Worlderers spalten Publikum

UIrike Le Bras

Von UIrike Le Bras

Di, 16. Oktober 2018

Neuried

Der Konzertabend "Musik verbindet Kulturen" offenbart gute Musik, aber auch Mängel.

NEURIED-ICHENHEIM. Unter dem Motto "Musik verbindet Kulturen" hat am Sonntag im Saal der Gaststätte Löwen ein interkultureller Konzertabend stattgefunden. Mitgewirkt haben neben den beiden Gruppen Worlderers und Dimbaaya Mooya zahlreiche Einzelinterpreten.

Die Grundidee ist lobenswert: Ein ethnisch bunt gemischtes Musiker-Völkchen tummelt sich vor oder auf der Bühne und zeigt, wie viele Talente sich da innerhalb kurzer Zeit unter der Regie des pensionierten Lehrers Herbie Wickertsheim aus den Reihen Geflüchteter zum friedlichen Miteinander-Musizieren zusammengefunden haben. Das Motto "Musik verbindet Kulturen" wurde dabei von den meisten der in ordentlicher Anzahl gekommenen Besucher so verstanden, dass die Instrumentalisten und Gesangskünstler einen Eindruck von der Musik ihres jeweiligen Heimatlandes geben. Das hat in der ersten Stunde des Konzerts auch wunderbar geklappt.

Mit perkussiv-akzentuiertem Spiel auf der Dambura und emotional starkem Gesang hat Mohammad Hosseini aus Afghanistan den Abend eröffnet, Ines aus Lettland hat ein traditionelles Gesangsstück auf dem Klavier begleitet, der aus Nigeria stammende Rapper E-Vans Tip mit raumgreifender Performance seinen eindringlichen Sprechgesang intoniert und das Ehepaar Mesud und Nirov aus Syrien mit ihrem Spiel und Gesang das Publikum dazu gebracht, einen ersten Kreistanz zu wagen. Auch die Gitarren-Saz-Improvisation des Duos Michael und Huseyin aus Schwanau sowie die Reggae-Einlage von Yaya Singhateh aus Gambia haben gut unter die Bezeichnung "authentische Weltmusik" gepasst.

Arrangements erinnern an Fasentpartys

Der Auftritt der Worlderers spaltete dann die Publikumsmeinung. Wurden zu Beginn noch die an das Konzert gestellten Erwartungen erfüllt, zum Beispiel mit dem schmissigen kurdischen Song "Jawai, Jawai" (mit euinem deutschen Textteil), ging der Stil, in dem die weiteren Stücke interpretiert wurden, in einen schwer definierbaren kulturellen Crossover über: afrikanische Lieder, die in ihren Arrangements stark an das erinnerten, was man landläufig auf Fasentpartys zu hören bekommt. Unpassend dazwischen gequetscht wirkte das hebräische Traditional "Hava Nagila", gefolgt vom Fußball-Hit von 2010 "Waka Waka" bis hin zum finalen "Wave Your Flags". Da stand für manche Besucher schon die Frage im Raum, ob sich die Kulturen verbindende Musik weg von ihren Ursprüngen hin zum Mehrzweckhallen-tauglichen Einheitspop entwickeln soll.
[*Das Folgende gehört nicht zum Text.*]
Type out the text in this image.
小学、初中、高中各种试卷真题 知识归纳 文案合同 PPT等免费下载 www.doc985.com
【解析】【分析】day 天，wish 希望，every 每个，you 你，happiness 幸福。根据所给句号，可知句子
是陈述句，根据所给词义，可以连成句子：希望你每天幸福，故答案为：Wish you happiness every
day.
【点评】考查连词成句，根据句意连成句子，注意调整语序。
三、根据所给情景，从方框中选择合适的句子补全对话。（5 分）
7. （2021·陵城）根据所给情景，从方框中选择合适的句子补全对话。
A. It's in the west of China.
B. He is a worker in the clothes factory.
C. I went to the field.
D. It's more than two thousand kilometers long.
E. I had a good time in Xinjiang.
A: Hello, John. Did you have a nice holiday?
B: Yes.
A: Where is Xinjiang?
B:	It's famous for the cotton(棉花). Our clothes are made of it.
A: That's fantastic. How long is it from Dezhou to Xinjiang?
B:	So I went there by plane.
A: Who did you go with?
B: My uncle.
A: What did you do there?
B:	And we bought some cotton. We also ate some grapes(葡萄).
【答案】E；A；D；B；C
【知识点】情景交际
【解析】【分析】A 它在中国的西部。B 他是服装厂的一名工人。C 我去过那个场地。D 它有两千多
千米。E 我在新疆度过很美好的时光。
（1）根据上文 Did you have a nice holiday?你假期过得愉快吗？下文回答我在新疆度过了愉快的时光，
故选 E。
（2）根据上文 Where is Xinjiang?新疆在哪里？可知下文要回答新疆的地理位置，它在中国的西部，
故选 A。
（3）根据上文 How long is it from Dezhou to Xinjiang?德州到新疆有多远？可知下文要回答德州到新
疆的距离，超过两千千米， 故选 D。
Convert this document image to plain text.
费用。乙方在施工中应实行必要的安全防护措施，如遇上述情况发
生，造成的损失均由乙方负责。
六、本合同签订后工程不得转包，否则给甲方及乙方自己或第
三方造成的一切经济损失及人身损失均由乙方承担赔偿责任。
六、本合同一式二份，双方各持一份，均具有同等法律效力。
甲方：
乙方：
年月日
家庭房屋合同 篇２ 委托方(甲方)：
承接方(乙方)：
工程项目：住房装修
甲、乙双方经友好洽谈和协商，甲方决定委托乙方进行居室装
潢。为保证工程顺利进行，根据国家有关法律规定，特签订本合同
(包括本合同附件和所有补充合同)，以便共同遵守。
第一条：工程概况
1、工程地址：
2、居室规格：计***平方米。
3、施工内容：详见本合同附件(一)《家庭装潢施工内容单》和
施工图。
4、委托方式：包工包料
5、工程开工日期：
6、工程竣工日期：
Eine Herausforderung war die Gesamtdauer des Konzerts. Hatten sich viele Besucher angesichts des frühen Beginns darauf eingestellt, nach etwa zwei Stunden wieder zu Hause zu sein, so mussten sie sich mit Geduld wappnen, denn die professionell aufgestellte Band Dimbaaya Mooya kam erst gegen 21 Uhr wirklich zum Spielen – kein Wunder also, dass sich immer mehr Zuhörer mit bedauerndem Schulterzucken verabschiedeten, noch während oben auf der Bühne der durchaus mitreißende, abwechslungsreiche Mix aus afrikanischen und karibischen Stilen eigentlich zum Tanzen und Fröhlichsein einlud.

Fazit: Lob für die musikalischen Leistungen der Musiker mit Migrationshintergrund, Minuspunkt für die wenig durchdachte Organisation.